As for the patent scenario, this Cipher Snapshot tells it all: in short,
• The wearables market is growing and Fitbit has one of the largest patent portfolios [patents help stop copying, can be licensed and, if need be, securitised].
• Fitbit’s territorial coverage is comparatively weak [countries not covered by patents, which are national in scope, are countries in which otherwise protected technology can be freely used by competitors].
• Fitbit’s late entry means that others may own foundational technology [this can be a problem, but older patents may have expired or lapsed, may be available to take a licence or cross-licence -- and may also not actually be infringed].
• There is an increasing amount of patent litigation, and Fitbit is now involved [this is significant too: is FitBit on the receiving end or suing others? Infringed patents can produce a healthy income source].
This is only a Snapshot.

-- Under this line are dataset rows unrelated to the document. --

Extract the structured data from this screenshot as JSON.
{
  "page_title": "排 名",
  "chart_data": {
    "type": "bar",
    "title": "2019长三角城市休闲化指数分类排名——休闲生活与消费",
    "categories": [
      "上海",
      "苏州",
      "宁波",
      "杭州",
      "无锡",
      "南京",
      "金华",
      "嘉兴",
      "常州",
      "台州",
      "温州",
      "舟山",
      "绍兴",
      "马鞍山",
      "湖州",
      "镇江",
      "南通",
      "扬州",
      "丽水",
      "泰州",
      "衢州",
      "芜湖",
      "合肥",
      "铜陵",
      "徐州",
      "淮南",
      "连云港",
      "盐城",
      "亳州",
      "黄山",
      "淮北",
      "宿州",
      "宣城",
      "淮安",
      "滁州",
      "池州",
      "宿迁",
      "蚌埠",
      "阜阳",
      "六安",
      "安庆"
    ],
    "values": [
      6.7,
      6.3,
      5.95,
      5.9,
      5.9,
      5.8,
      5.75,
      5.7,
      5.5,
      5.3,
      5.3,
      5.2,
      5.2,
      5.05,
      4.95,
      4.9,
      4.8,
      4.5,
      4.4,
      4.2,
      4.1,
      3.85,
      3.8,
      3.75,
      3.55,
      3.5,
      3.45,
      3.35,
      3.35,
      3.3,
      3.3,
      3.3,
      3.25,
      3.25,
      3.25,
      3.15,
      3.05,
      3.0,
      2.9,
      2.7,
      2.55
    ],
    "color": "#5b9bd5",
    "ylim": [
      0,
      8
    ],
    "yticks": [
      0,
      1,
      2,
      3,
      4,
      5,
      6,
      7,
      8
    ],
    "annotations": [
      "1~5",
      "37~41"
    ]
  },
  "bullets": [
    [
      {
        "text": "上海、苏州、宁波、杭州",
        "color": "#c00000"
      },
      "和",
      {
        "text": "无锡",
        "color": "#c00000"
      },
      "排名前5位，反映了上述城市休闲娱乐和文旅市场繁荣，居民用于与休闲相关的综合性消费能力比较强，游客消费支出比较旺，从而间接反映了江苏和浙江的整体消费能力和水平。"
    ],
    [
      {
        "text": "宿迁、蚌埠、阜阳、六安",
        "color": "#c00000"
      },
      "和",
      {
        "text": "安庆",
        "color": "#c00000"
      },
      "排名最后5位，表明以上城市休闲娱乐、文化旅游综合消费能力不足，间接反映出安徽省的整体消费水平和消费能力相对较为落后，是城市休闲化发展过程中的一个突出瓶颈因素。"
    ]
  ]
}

An analytical exercise like this can only give a partial picture since there are other factors at play: other significant IP factors include the strength of the Fitbit brand, the extent of its trade mark portfolio and the power of consumer loyalty, and possession of technical data and know-how that is held under conditions of trade secrecy.  But aren't these IP-driven criteria a better framework for the prediction of future performance and the second-guessing of future marketing policy than are fluctuations in stock prices or disparities between predicted and actual trading figures?

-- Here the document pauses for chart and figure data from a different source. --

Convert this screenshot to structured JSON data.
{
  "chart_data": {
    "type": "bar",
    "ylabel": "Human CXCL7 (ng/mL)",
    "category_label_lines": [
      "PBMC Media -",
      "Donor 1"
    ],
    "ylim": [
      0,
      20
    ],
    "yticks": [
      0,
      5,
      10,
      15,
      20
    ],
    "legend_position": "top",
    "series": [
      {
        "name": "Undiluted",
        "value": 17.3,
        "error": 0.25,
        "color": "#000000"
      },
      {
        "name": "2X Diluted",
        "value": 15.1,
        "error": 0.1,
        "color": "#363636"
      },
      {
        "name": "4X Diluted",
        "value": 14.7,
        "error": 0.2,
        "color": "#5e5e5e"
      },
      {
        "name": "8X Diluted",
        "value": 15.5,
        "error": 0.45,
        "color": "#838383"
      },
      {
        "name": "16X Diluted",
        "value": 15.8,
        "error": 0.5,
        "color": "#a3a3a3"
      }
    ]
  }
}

The last word goes to respected academic Mark Skilton (Professor of Practice, Warwick Business School):
"The Fitbit story is a great example of a company that understands the mix of design form and function in a new category of business technology. If you look at the products' branding 'flex, charge, surge' they are focused specifically on what the wearer wants in lifestyle from casual to sports. Notably the devices display information easily which is a critical difference to Apple Watch and other wearables. This, plus the fact that the functions of mobile phone sync are essentially the same for 40 to 80% less cost, makes a compelling case. 
The potential value that personal data and usage information wearables tells you about that customer and the situation means potential “big bucks” for companies and users to better enable their lifestyle and experience. There are issues of opt-in and out privacy and performance issues but as with all new technologies these trade-offs are part of this journey and in the right circumstances becomes a major opportunity".
Both Fitbit and Cipher deal with the presentation of information in a helpful, user-friendly way. Whether Cipher is the Fitbit of the world of patent analytics is a matter for users to decide.  However, in each case their value is not in the information itself but in the use to which they are put.

2 comments:

  1. Fitbit watch-watcher6 August 2015 at 17:19

    Isn't Fitbit in danger of becoming a generic descriptor for all similar wearables? That would be something pressing on my mind if I was buying or selling stock.